Deficient DNA repair capacity associated with increased risk of breast cancer
Deficiencies in the ability of cells to repair damaged DNA are associated with an increased risk of breast cancer, according to a new study in the January 19 issue of the Journal of the National Cancer Institute.
DNA repair is the system of defenses designed to protect the integrity of the genome. Studies have suggested that deficiency in cells' capacity for DNA repair contributes to the accumulation of DNA damage and accelerates the genetic changes involved in carcinogenesis.
To evaluate whether reduced DNA repair capacity in the nucleotide excision pathway that fixes DNA alterations known as bulky DNA adducts is associated with breast cancer risk, Regina M. Santella, Ph.D., of the Columbia University Mailman School of Public Health in New York, and colleagues analyzed cell lines generated from blood samples taken from pairs of sisters in which one sister had been diagnosed with breast cancer and the other had not.
They found that DNA repair capacity was lower in breast cancer patients than in the control subjects. Deficient DNA repair capacity was associated with a twofold increase in the risk of breast cancer. In addition, when the data were stratified into quartiles of DNA repair capacity, the risk of breast cancer was three times higher among women with the poorest DNA repair capacity compared with those with the highest.

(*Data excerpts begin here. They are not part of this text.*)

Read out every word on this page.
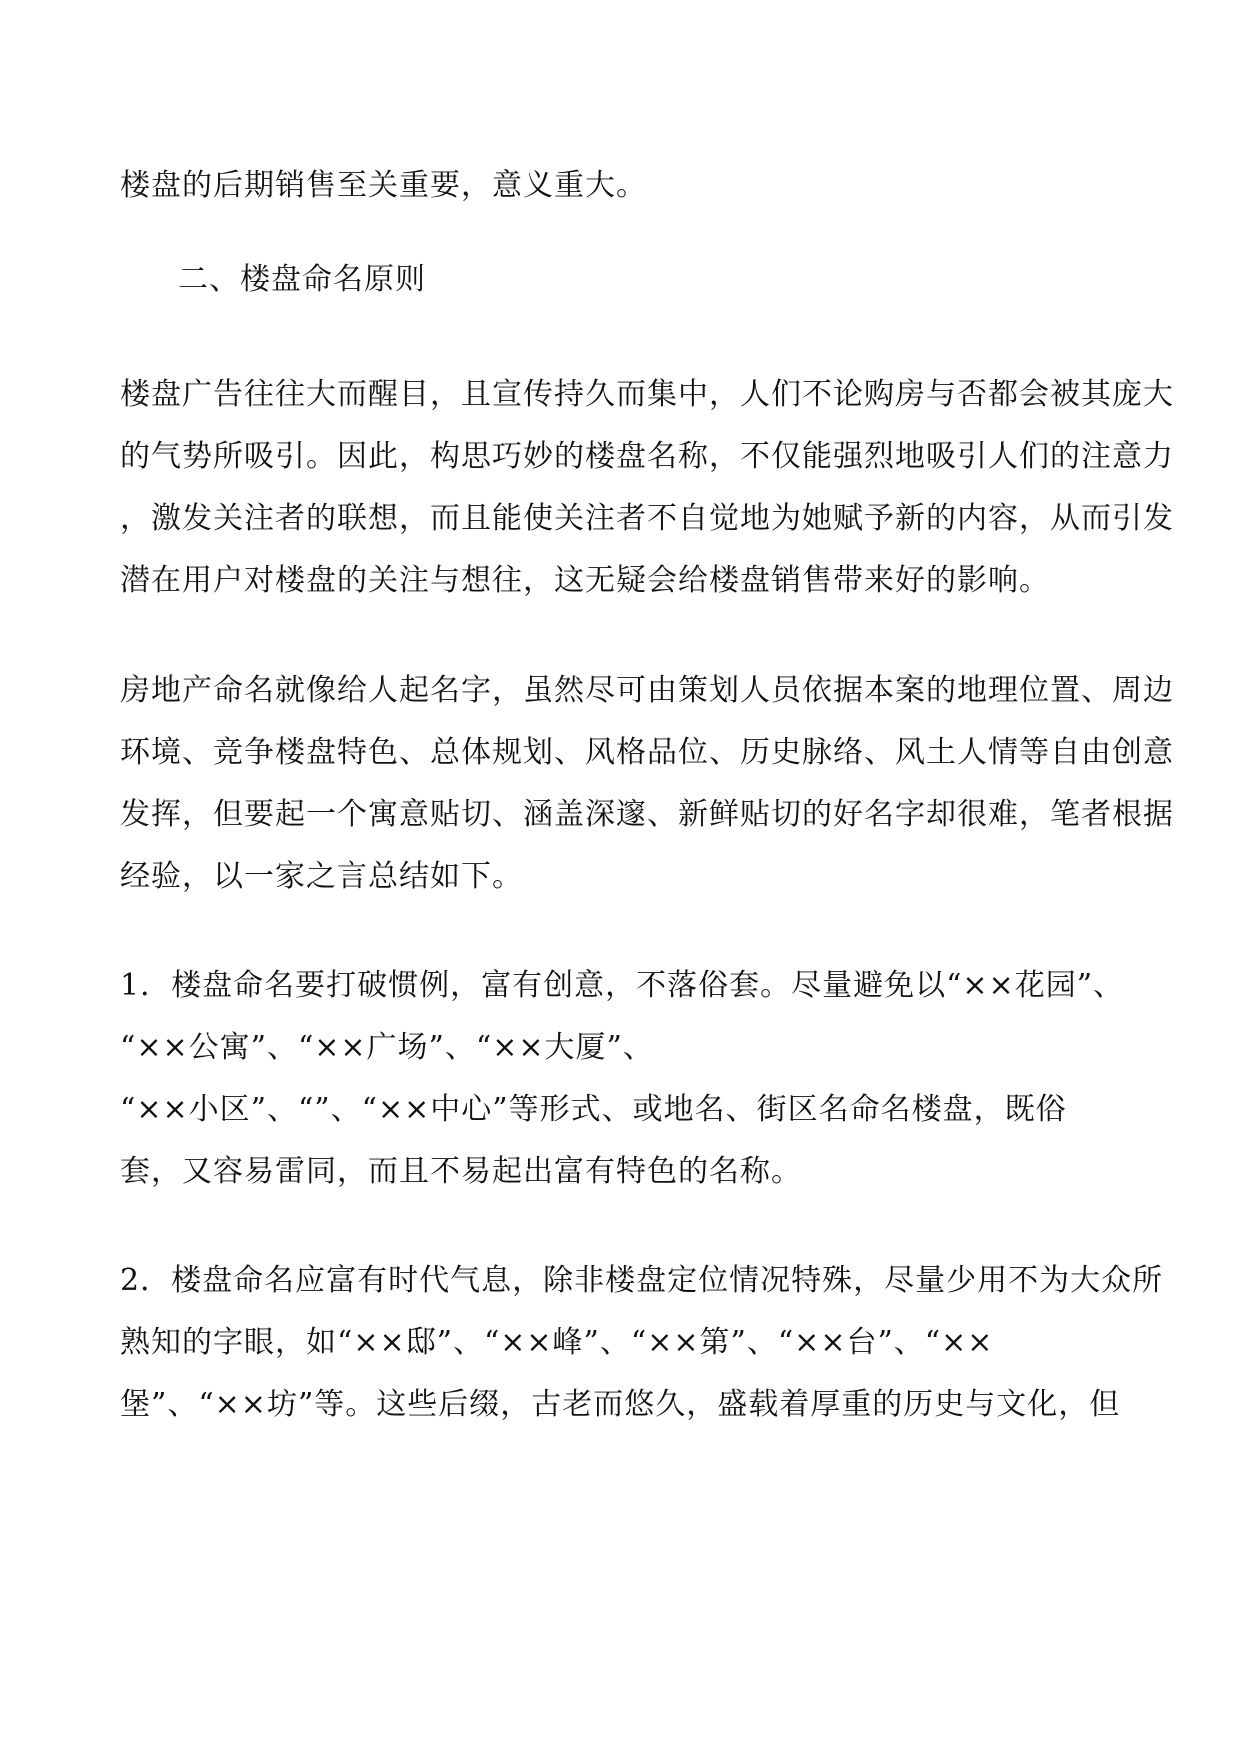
楼盘的后期销售至关重要，意义重大。
二、楼盘命名原则
楼盘广告往往大而醒目，且宣传持久而集中，人们不论购房与否都会被其庞大
的气势所吸引。因此，构思巧妙的楼盘名称，不仅能强烈地吸引人们的注意力
，激发关注者的联想，而且能使关注者不自觉地为她赋予新的内容，从而引发
潜在用户对楼盘的关注与想往，这无疑会给楼盘销售带来好的影响。
房地产命名就像给人起名字，虽然尽可由策划人员依据本案的地理位置、周边
环境、竞争楼盘特色、总体规划、风格品位、历史脉络、风土人情等自由创意
发挥，但要起一个寓意贴切、涵盖深邃、新鲜贴切的好名字却很难，笔者根据
经验，以一家之言总结如下。
1．楼盘命名要打破惯例，富有创意，不落俗套。尽量避免以“××花园”、
“××公寓”、“××广场”、“××大厦”、
“××小区”、“”、“××中心”等形式、或地名、街区名命名楼盘，既俗
套，又容易雷同，而且不易起出富有特色的名称。
2．楼盘命名应富有时代气息，除非楼盘定位情况特殊，尽量少用不为大众所
熟知的字眼，如“××邸”、“××峰”、“××第”、“××台”、“××
堡”、“××坊”等。这些后缀，古老而悠久，盛载着厚重的历史与文化，但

"[T]hese data support the hypothesis that deficient DNA repair capacity is associated with susceptibility to breast cancer and may be a valuable in vitro biomarker to identify high-risk subjects, especially in familial breast cancer families," the authors write. "It is unclear at this time whether there are any interventions that could alter DNA repair capacity and what effect such interventions might have on risk."
In an editorial, Marianne Berwick, Ph.D., M.P.H., of the University of New Mexico in Albuquerque, and Paolo Vineis, M.D., M.P.H., of Imperial College in London and the University of Torino in Italy, discuss the difficulties in designing studies of DNA repair capacity and the need for the development of better laboratory tests for such studies. "When DNA repair capacity can be measured easily and quickly, the scientific community will be able to clearly understand the role of DNA repair capacity in the development of cancer and possibly to develop interventions to reduce cancer incidence and mortality," they write.